Stefan Seefeld wrote:
But XSLT can already do that Stefan?
As I mentioned, for me, being a developer, the documentation is embedded into the code, not the other way around. Thus, the file to be processed is primarily a source file that can readily be compiled / interpreted, while documentation is embedded as annotation that may be extracted. (This extraction is even part of the language / runtime in case of Python, but not in other languages such as C++ or Java.)

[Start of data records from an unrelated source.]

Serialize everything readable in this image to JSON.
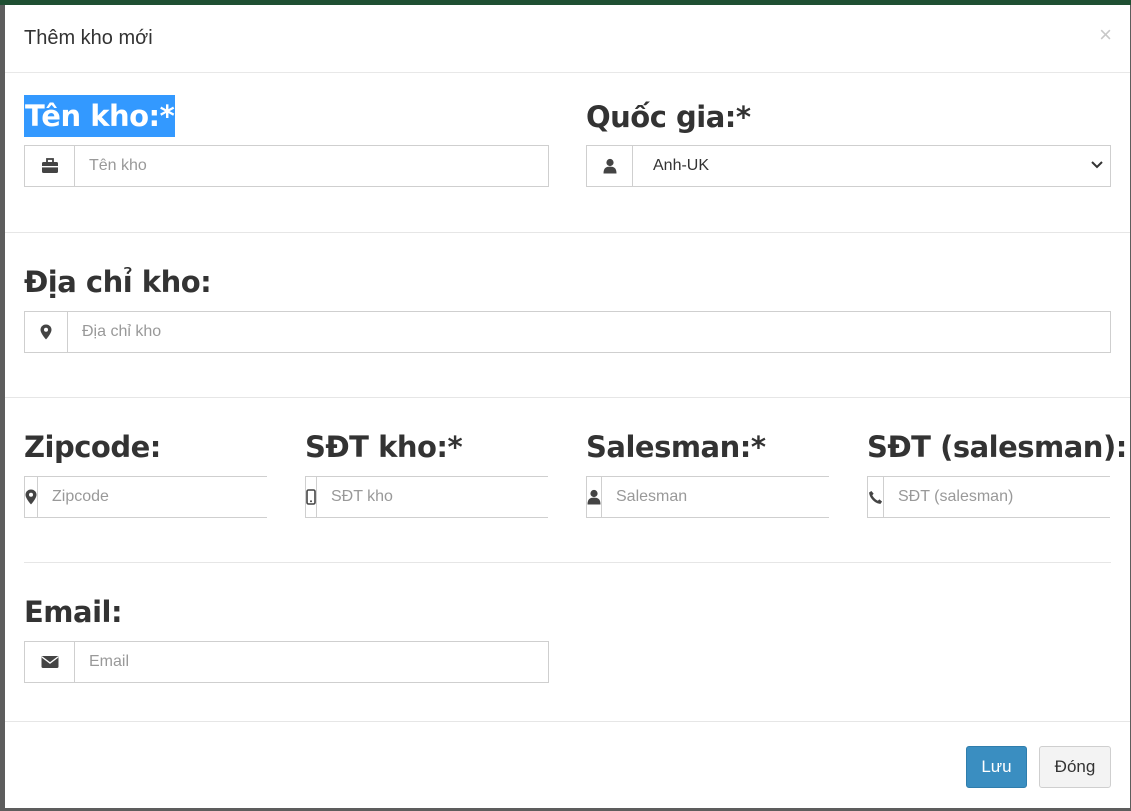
{
  "modal": {
    "title": "Thêm kho mới",
    "close_glyph": "×"
  },
  "fields": {
    "warehouse_name": {
      "label": "Tên kho:*",
      "placeholder": "Tên kho",
      "icon": "briefcase-icon"
    },
    "country": {
      "label": "Quốc gia:*",
      "value": "Anh-UK",
      "icon": "user-icon"
    },
    "address": {
      "label": "Địa chỉ kho:",
      "placeholder": "Địa chỉ kho",
      "icon": "map-marker-icon"
    },
    "zipcode": {
      "label": "Zipcode:",
      "placeholder": "Zipcode",
      "icon": "map-marker-icon"
    },
    "warehouse_phone": {
      "label": "SĐT kho:*",
      "placeholder": "SĐT kho",
      "icon": "mobile-icon"
    },
    "salesman": {
      "label": "Salesman:*",
      "placeholder": "Salesman",
      "icon": "user-icon"
    },
    "salesman_phone": {
      "label": "SĐT (salesman):",
      "placeholder": "SĐT (salesman)",
      "icon": "phone-icon"
    },
    "email": {
      "label": "Email:",
      "placeholder": "Email",
      "icon": "envelope-icon"
    }
  },
  "footer": {
    "save_label": "Lưu",
    "close_label": "Đóng"
  },
  "colors": {
    "primary": "#3a8ec1",
    "selection_highlight": "#3399ff"
  }
}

OK, just a different approach.



http://www.dpawson.co.uk/temp/genWrapper.sh.html shows the start
of an example.

Have you any examples to compare Stefan?
Any piece of java code with embedded javadoc comments, for example. Here is some C++ code, with embedded documentation, and cross-referenced via Synopsis: http://synopsis.fresco.org/sxr/Source/src/Synopsis/Buffer.hh.html The respective documentation is here: http://synopsis.fresco.org/docs/Manual/cxx/index.html.

OK, quite a different approach and usage.

Note that this is not quite the same level of literate programming as you seem to aim for,

Yes,

as I only document language artifacts themselves, i.e. variables, types, functions, etc., while you want to annotate individual statements.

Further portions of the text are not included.